Speaking at the event, Headmaster, Mr Jay Piggot, said “It is a great pleasure to welcome HRH The Duke of Gloucester, and to invite him officially to open our new Lower School by an act of unveiling the plaque.

“One year on, and the Lower School is having an enormous impact upon the College: enquiries and registrations have trebled over the past year and we are poised to receive record numbers for the entrance tests next January.

“This building has helped us to address the balance of girls and boys at Epsom; for the first time in the history of the College, we have two year groups in the Lower School that contain slightly more girls than boys.

“Most importantly of all, this building is helping to shape an educational experience for our pupils that is happy, engaging and aspirational.”

The Duke, who is the grandson of King George V and Queen Mary, then went on to Connevans Limited in Merstham.

Connevans is a family-run business, who specialise in providing equipment for the deaf and hearing impaired. Meeting the owners and staff, Prince Richard was given demonstrations of some of the company’s products, including the IR Classmate – a Soundfield system which enables all students in a classroom to hear their teacher equally well, wherever they are seated and in whichever direction the teacher is facing.

Connevans was awarded the Royal Warrant in 2016 and is now, by appointment, Supplier of Audio Equipment to Her Majesty The Queen.

Finally, the Duke visited the Surrey branch of the Royal Automobile Club.
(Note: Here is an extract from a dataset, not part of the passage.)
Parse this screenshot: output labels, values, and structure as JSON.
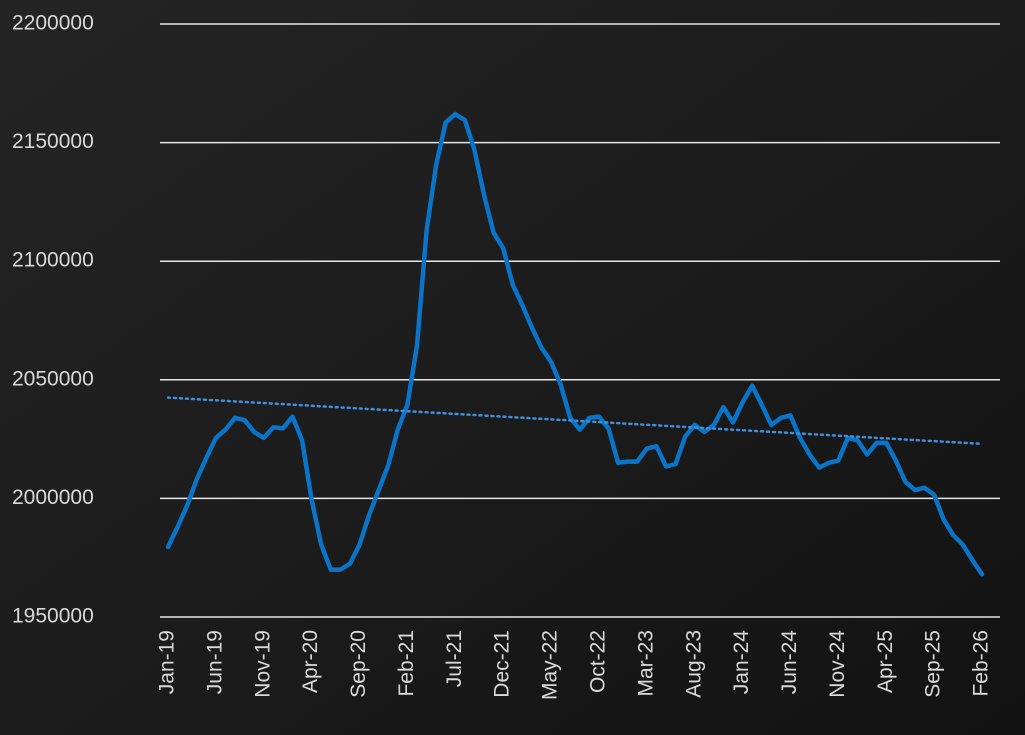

They have recently won a heritage award for the conversion of an 18th century barn into a showroom for its historic vehicles. The Old Barn Motor House, which belongs to the Royal Automobile Club, based in Woodcote Park, Epsom Downs, won the 2017 Surrey Heritage Award.

The Royal Automobile Club was founded in 1897 was awarded its royal title byEdward VII in 1907, sealing its status as Britain’s oldest and most influential motoring organisation.

Throughout its history it has championed motoring events from the 1,000 Mile Trial, first held in 1900, to the first pre-war and post-war Grands Prix at Brooklands in 1926 and Silverstone in 1948, to the present-day Regent Street Motor Show and the London to Brighton Veteran Car Run.